3D ADEPT Media: Many companies now position hybrid manufacturing as the key to scaling composite AM. Do you agree?
Li-Kuligoski: Yes, largely. Composite AM is very different from other AM segments. In tooling and mold applications, surface quality is critical; any defect transfers directly to the final composite part.
Printing provides speed and design freedom, but machining and finishing are essential for airtight, high-quality molds. The goal is to integrate printing, machining, polishing, and sealing into a unified workflow, making the process more efficient and repeatable rather than fragmented.
3D ADEPT Media: Beyond tooling, where do you see composite AM heading next?
Li-Kuligoski: Structural parts are the next frontier. Today, composite AM is mainly used for mold making, but integrating continuous fiber reinforcement directly into printed parts changes that.
By placing fiber only where it’s structurally needed, we can move toward load-bearing components. We’re currently installing our second continuous-fiber-enabled large-format system, which we call ADDX. That’s where composite AM becomes relevant for a much wider range of applications.
3D ADEPT Media: In material qualification, which step remains the most fragile?
Li-Kuligoski: Material consistency itself is no longer the main issue; suppliers have made real progress there.
The challenge lies in temperature control, especially with continuous fiber deposition. The fiber tape, molten polymer, and previously deposited layer must all be at precisely aligned temperatures. If that balance is off, you risk poor consolidation or internal debonding. Maintaining stable thermal conditions throughout the process is currently the most critical difficulty.
3D ADEPT Media: Do you see slicing software evolving into a structural design tool?
Li-Kuligoski: Absolutely. In our approach, designers define the part’s structural requirements first: fiber orientation, reinforcement zones, layer count.

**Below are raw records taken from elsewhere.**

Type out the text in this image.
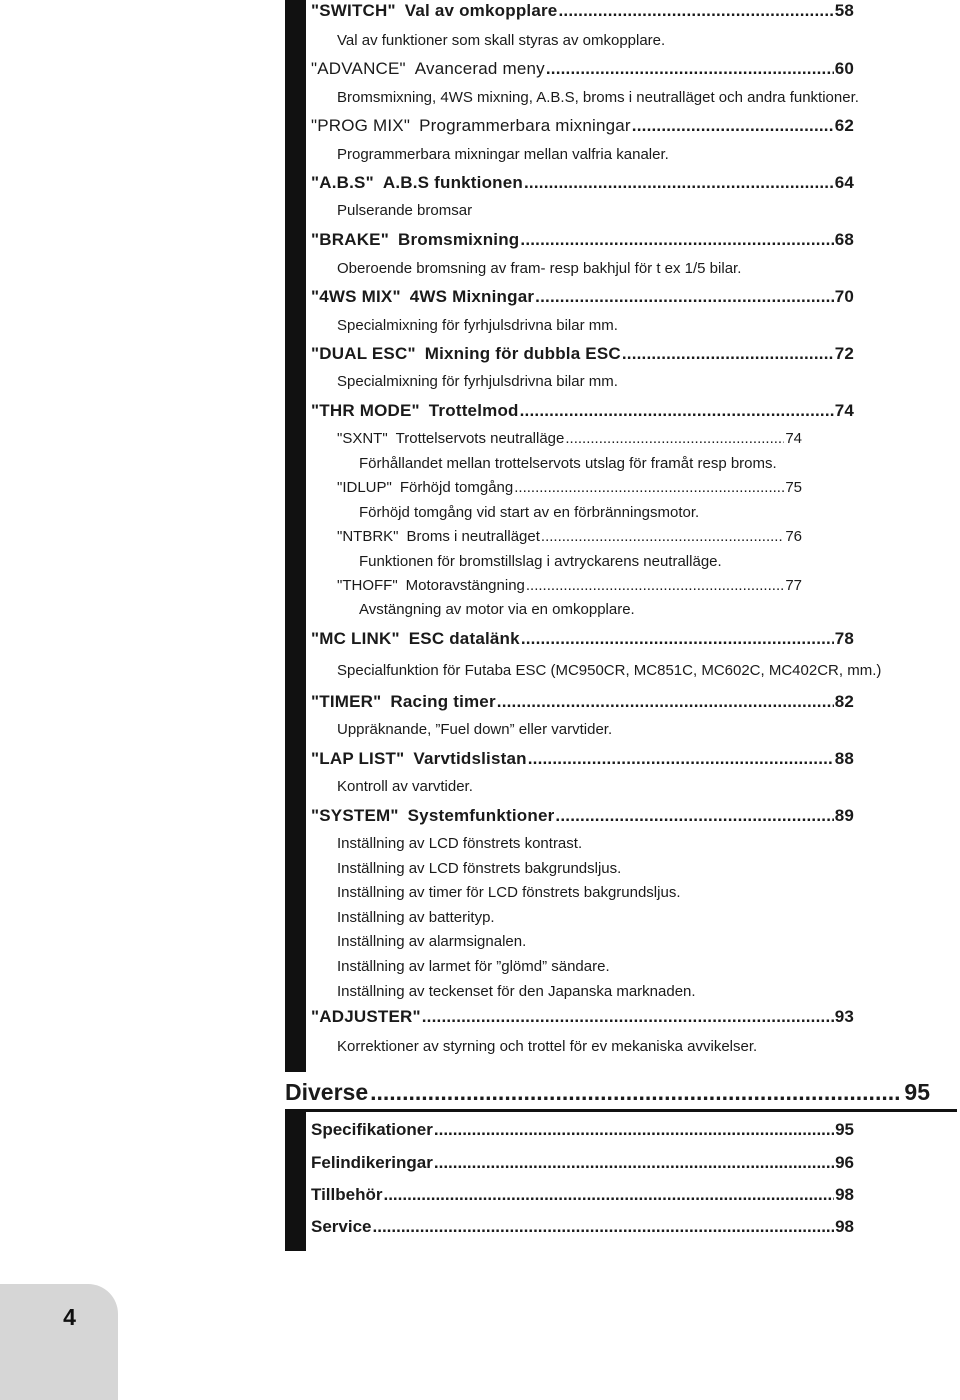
"SWITCH" Val av omkopplare .....	58
Val av funktioner som skall styras av omkopplare.
"ADVANCE" Avancerad meny .....	60
Bromsmixning, 4WS mixning, A.B.S, broms i neutralläget och andra funktioner.
"PROG MIX" Programmerbara mixningar .....	62
Programmerbara mixningar mellan valfria kanaler.
"A.B.S" A.B.S funktionen .....	64
Pulserande bromsar
"BRAKE" Bromsmixning .....	68
Oberoende bromsning av fram- resp bakhjul för t ex 1/5 bilar.
"4WS MIX" 4WS Mixningar .....	70
Specialmixning för fyrhjulsdrivna bilar mm.
"DUAL ESC" Mixning för dubbla ESC .....	72
Specialmixning för fyrhjulsdrivna bilar mm.
"THR MODE" Trottelmod .....	74
"SXNT" Trottelservots neutralläge .....	74
Förhållandet mellan trottelservots utslag för framåt resp broms.
"IDLUP" Förhöjd tomgång .....	75
Förhöjd tomgång vid start av en förbränningsmotor.
"NTBRK" Broms i neutralläget .....	76
Funktionen för bromstillslag i avtryckarens neutralläge.
"THOFF" Motoravstängning .....	77
Avstängning av motor via en omkopplare.
"MC LINK" ESC datalänk .....	78
Specialfunktion för Futaba ESC (MC950CR, MC851C, MC602C, MC402CR, mm.)
"TIMER" Racing timer .....	82
Uppräknande, ”Fuel down” eller varvtider.
"LAP LIST" Varvtidslistan .....	88
Kontroll av varvtider.
"SYSTEM" Systemfunktioner .....	89
Inställning av LCD fönstrets kontrast.
Inställning av LCD fönstrets bakgrundsljus.
Inställning av timer för LCD fönstrets bakgrundsljus.
Inställning av batterityp.
Inställning av alarmsignalen.
Inställning av larmet för ”glömd” sändare.
Inställning av teckenset för den Japanska marknaden.
"ADJUSTER" .....	93
Korrektioner av styrning och trottel för ev mekaniska avvikelser.
Diverse .....	95
Specifikationer .....	95
Felindikeringar .....	96
Tillbehör .....	98
Service .....	98
4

That data then informs the slicing process. Continuous fiber is introduced only where it adds value. The slicer becomes a bridge between structural intent and manufacturing execution, rather than just a toolpath generator.
3D ADEPT Media: Can you explain how your technology works and what differentiates it?

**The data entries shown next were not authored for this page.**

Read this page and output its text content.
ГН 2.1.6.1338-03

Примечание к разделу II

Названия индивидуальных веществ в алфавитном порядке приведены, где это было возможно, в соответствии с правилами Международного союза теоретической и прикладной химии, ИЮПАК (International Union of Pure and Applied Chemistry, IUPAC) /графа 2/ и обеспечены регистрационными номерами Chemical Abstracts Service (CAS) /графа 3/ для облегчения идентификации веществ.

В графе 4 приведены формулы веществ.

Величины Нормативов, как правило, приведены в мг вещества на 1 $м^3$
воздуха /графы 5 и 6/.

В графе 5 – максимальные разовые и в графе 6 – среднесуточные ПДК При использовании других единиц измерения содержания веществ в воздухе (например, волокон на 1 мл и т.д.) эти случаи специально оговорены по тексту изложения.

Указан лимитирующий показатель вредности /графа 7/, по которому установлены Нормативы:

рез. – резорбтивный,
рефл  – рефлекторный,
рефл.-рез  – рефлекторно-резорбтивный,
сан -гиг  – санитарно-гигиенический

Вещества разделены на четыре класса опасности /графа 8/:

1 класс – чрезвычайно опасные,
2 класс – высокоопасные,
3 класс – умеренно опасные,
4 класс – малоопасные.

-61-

Li-Kuligoski: Our background is in automated fiber placement, not conventional 3D printing. That gave us deep experience in continuous fiber handling and consolidation.
We developed an extruder that operates like a standard large-format AM system, capable of printing pure polymers or chopped-fiber composites. What differentiates us is the integration of a continuous fiber module into the same platform.

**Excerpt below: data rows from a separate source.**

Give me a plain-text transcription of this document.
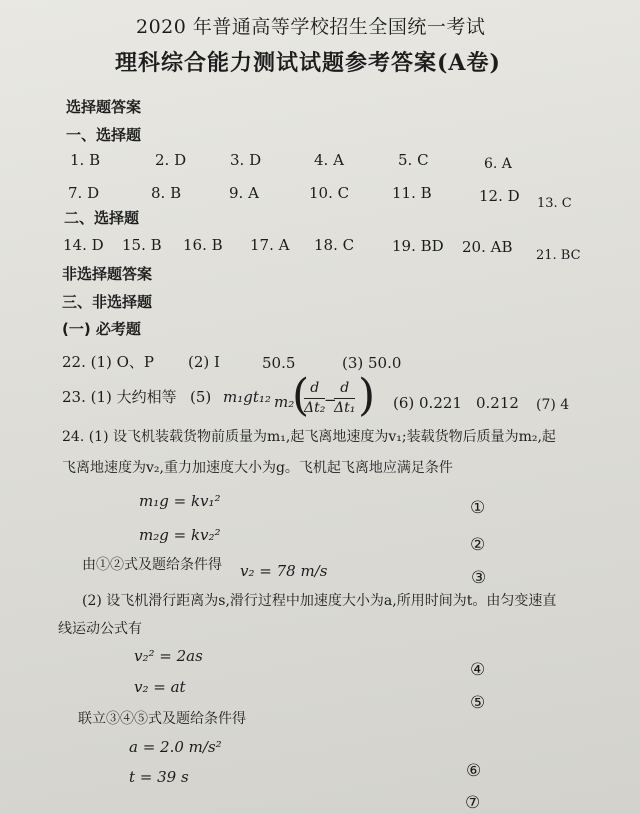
2020 年普通高等学校招生全国统一考试
理科综合能力测试试题参考答案(A卷)
选择题答案
一、选择题
1. B	2. D	3. D	4. A	5. C	6. A
7. D	8. B	9. A	10. C	11. B	12. D 13. C
二、选择题
14. D 15. B 16. B 17. A 18. C	19. BD 20. AB 21. BC
非选择题答案
三、非选择题
(一) 必考题
22. (1) O、P (2) I	50.5	(3) 50.0
23. (1) 大约相等 (5) m₁gt₁₂ m₂
( d
Δt₂
−
d
Δt₁ ) (6) 0.221 0.212 (7) 4
24. (1) 设飞机装载货物前质量为m₁,起飞离地速度为v₁;装载货物后质量为m₂,起
飞离地速度为v₂,重力加速度大小为g。飞机起飞离地应满足条件
m₁g = kv₁²	①
m₂g = kv₂²	②
由①②式及题给条件得 v₂ = 78 m/s	③
(2) 设飞机滑行距离为s,滑行过程中加速度大小为a,所用时间为t。由匀变速直
线运动公式有
v₂² = 2as
④
v₂ = at
⑤
联立③④⑤式及题给条件得
a = 2.0 m/s²
⑥
t = 39 s
⑦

The system applies tension and feeds continuous fiber, filament or thermoplastic tape, into the process. A polymer bead is deposited over the fiber, followed by a compaction roller to improve consolidation. To our knowledge, no other industrial robotic LFAM system combines these capabilities at this scale.
3D ADEPT Media: Which vertical industries are you targeting?
Li-Kuligoski: Aerospace and marine are our primary focus, as both sectors have been relatively fast to adopt composite AM. Wind energy is another key area, particularly for mold making.
Large-format AM allows manufacturers to modify mold geometries; for example, blade pitch without waiting months for large machined steel tools. Printed mold sections can be produced faster, assembled accurately, and even recycled afterward into pelletized material.
What this tells us about the market
What emerges from this discussion is a pattern we’ve observed across the composites AM landscape: maturity is about proving that the technology works reliably, repeatedly, and at scale. As several large players have exited the market, the focus, as is the case for other AM segments, is moving toward narrowly defined, high-value use cases.
Li-Kuligoski’s perspective reinforces the idea that composites AM does not need to look like conventional 3D printing to succeed. In fact, its future may depend on how well it integrates legacy composite manufacturing logic (automation, fiber placement, process control) into digitally driven workflows.